Speaking during the company's first-quarter earnings call, Stice said Diamondback took "immediate action" when oil prices cratered in March and is reducing its rig count as quickly as possible without paying early termination fees. Stice said the rig count, now at 14, will be down to 10 by the end of May and eight by the end of the second quarter.
"[That number is] down over 60% from the beginning of the year. We also plan to enter the fourth quarter running seven rigs with the ability to reduce further into 2021," the CEO said. Stice said the company will leave 2020 with more than 150 wells drilled but uncompleted in the Permian Basin.
Stice said Diamondback is curtailing its gross operating production by 10% to 15%, or roughly 28,000 boe/d, in May due to the uncertainty in forward oil price contracts and low unhedged oil prices.

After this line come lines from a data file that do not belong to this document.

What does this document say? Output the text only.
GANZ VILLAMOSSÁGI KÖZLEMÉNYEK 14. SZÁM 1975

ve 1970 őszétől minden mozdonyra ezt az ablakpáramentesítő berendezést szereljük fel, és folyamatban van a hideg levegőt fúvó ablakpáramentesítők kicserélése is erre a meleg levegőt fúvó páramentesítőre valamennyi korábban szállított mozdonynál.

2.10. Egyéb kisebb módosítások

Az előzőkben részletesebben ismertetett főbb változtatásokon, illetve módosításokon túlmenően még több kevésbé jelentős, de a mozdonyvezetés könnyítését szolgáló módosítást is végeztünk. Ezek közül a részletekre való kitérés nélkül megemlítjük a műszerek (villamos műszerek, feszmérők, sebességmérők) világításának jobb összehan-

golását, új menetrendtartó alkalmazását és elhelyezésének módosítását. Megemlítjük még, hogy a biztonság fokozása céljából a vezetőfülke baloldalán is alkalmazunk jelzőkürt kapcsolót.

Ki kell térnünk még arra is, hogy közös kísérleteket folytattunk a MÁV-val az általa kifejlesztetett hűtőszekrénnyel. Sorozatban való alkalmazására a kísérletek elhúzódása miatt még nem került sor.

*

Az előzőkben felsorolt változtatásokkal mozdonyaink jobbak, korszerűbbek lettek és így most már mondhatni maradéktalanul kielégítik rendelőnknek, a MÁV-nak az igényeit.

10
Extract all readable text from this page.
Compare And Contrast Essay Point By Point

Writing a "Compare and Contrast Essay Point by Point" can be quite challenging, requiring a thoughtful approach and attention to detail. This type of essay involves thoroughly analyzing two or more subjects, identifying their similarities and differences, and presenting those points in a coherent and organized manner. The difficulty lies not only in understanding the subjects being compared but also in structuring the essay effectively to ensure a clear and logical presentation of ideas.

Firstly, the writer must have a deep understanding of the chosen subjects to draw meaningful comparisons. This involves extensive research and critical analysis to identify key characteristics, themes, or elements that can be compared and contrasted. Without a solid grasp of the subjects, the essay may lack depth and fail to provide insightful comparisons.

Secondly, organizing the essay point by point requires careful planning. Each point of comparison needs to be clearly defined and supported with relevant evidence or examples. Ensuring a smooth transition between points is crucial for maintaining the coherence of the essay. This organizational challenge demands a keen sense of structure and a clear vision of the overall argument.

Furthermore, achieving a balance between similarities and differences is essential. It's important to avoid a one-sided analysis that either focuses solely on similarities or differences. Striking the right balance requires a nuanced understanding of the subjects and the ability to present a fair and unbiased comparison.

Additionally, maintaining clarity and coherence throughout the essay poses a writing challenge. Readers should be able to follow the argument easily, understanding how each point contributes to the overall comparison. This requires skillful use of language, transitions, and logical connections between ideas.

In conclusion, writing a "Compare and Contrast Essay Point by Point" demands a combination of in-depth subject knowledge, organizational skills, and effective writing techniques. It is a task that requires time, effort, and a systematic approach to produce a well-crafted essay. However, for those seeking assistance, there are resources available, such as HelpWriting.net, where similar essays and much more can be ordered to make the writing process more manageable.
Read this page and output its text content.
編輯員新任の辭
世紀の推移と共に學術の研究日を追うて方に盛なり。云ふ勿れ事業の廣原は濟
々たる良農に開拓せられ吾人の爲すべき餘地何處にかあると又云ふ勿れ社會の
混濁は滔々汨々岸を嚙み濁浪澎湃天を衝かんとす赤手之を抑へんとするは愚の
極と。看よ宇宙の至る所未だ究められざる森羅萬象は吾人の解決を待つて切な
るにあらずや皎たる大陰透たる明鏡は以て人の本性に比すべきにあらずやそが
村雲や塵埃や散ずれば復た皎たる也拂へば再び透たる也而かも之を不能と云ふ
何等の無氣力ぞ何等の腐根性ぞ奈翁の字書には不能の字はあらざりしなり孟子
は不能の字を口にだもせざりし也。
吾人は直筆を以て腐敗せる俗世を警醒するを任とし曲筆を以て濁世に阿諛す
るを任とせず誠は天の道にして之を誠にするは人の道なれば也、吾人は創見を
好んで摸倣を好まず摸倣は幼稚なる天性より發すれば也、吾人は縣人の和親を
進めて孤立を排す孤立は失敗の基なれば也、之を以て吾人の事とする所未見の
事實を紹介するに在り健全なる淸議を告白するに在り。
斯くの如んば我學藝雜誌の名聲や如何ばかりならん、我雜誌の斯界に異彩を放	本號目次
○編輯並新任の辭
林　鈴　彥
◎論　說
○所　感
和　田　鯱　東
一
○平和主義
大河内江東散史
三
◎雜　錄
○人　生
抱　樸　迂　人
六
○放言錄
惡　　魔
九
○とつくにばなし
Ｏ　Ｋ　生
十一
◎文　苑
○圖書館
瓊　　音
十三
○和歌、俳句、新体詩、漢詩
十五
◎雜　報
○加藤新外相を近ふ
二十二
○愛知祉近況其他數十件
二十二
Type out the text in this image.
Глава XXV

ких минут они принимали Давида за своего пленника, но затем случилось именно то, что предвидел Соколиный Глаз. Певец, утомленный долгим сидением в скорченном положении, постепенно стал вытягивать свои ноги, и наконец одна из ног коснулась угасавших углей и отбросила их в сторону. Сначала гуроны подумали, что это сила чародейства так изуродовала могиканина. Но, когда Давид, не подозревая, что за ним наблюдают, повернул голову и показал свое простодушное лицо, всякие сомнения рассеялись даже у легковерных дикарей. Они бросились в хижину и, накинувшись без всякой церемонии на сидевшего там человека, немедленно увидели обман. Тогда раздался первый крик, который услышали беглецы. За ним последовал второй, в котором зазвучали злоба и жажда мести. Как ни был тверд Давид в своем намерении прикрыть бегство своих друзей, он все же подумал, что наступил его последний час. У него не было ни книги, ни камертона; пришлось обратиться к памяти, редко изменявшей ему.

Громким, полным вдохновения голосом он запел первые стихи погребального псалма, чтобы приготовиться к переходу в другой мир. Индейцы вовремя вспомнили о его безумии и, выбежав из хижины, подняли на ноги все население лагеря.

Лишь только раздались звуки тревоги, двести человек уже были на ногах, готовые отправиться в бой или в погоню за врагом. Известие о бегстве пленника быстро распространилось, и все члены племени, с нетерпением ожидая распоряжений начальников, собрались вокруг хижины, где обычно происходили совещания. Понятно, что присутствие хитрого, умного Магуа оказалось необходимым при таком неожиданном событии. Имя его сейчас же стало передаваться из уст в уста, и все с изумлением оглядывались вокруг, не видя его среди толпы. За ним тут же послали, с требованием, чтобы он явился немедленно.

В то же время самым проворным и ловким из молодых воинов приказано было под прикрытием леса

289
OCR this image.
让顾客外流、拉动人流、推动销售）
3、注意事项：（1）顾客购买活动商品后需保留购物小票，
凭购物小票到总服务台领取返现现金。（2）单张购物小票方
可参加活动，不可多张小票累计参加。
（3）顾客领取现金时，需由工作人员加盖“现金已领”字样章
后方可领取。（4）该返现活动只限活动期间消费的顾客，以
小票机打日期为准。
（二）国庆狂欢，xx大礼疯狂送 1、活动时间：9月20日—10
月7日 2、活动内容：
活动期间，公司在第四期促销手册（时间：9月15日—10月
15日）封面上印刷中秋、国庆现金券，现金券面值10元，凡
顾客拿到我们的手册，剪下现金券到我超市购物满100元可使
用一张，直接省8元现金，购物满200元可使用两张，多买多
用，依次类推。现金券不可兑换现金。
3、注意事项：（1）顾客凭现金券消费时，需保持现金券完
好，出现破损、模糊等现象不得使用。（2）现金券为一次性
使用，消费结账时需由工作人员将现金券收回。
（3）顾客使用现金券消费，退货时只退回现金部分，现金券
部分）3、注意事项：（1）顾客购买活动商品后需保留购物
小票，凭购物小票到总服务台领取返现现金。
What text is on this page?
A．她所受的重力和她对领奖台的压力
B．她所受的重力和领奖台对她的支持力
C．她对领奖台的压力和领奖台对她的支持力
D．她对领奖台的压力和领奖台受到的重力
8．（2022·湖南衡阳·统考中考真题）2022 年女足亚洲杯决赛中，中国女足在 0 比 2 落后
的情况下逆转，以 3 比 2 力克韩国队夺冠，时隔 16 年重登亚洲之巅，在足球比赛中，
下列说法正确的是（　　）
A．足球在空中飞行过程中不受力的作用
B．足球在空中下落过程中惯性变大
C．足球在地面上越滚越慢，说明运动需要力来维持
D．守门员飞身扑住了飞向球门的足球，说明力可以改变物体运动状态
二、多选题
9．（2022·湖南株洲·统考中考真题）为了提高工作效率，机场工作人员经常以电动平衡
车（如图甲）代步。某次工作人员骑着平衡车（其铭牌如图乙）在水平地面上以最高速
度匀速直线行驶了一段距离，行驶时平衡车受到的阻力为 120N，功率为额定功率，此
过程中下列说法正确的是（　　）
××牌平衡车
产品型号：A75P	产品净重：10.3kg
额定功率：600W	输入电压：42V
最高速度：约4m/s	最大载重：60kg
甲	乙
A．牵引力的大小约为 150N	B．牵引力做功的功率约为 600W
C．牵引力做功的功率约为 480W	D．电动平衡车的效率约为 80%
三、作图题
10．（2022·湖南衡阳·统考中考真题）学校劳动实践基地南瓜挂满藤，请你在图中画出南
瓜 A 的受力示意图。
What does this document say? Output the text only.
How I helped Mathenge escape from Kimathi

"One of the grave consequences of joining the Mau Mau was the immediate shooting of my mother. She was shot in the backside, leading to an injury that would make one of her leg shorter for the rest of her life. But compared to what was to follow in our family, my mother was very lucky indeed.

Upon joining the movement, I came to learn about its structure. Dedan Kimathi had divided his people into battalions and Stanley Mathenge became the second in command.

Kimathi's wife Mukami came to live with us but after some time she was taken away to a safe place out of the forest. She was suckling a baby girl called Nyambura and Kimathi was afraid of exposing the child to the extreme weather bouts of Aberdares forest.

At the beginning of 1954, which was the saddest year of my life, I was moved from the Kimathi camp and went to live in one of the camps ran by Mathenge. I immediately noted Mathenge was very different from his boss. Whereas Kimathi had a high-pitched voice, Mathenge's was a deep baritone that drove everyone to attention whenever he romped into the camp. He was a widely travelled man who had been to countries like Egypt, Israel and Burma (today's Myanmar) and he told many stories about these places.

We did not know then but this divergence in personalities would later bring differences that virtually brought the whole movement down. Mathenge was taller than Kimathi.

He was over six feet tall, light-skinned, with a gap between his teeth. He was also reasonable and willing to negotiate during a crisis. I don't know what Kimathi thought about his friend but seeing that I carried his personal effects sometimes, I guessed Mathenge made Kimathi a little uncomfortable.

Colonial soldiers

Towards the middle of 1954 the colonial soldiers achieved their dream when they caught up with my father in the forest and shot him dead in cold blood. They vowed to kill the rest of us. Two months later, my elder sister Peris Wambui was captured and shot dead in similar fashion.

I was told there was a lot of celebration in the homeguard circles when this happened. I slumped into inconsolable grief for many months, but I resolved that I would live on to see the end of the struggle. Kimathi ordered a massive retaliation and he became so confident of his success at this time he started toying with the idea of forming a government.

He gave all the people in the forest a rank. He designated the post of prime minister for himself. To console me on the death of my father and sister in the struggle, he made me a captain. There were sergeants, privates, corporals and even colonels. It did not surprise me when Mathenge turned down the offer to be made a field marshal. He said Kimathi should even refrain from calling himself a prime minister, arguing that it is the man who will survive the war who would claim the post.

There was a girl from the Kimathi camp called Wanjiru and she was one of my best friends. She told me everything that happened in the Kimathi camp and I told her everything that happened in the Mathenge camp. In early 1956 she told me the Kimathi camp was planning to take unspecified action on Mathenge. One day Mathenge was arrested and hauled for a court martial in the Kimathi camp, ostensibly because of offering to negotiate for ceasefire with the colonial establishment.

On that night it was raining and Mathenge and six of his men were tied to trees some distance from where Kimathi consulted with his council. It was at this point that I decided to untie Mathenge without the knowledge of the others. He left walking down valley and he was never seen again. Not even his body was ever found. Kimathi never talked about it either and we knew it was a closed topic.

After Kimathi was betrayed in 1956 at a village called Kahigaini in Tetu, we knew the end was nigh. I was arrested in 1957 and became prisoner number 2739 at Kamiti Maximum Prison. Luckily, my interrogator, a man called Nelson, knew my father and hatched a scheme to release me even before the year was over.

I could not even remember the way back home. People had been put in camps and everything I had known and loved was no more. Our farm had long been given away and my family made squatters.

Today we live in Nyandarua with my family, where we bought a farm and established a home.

"With differentials enrolled already set heading into the month at over $10 off [West Texas Intermediate crude], the risk of WTI prices declining further outweighs the benefit of producing as much as possible into extremely low unhedged realized prices," Stice said. "We will continue to monitor future prices as we prepare to nominate production for June and the months ahead. And should meaningful curtailment continue to persist or accelerate, we will plan to update our investors accordingly."
Diamondback had lowered its 2020 capital spending plan by 41% to $1.7 billion at the midpoint. Stice said cuts to the capital budget will become evident at the end of the second quarter and into the second half. The company spent about $790 million during the first quarter.
"Looking ahead, due to the volatility in commodity prices, there is significant uncertainty in our forward business plan," the CEO said. "In the interim, we will continue to focus on what we can control, which is our cost structure, and preserve as much liquidity as possible."
Even with the cuts to the budget and rig count, Stice said Diamondback was determined not to reduce its dividend and would continue to emphasize shareholder returns.
"Paying our interest expense, retaining our people, and paying our dividend remain our priorities through these uncertain times," Stice said. "Diamondback is prepared to operate in a lower-for-longer oil price environment, and our cost structure will prove to be a differentiator through this downturn."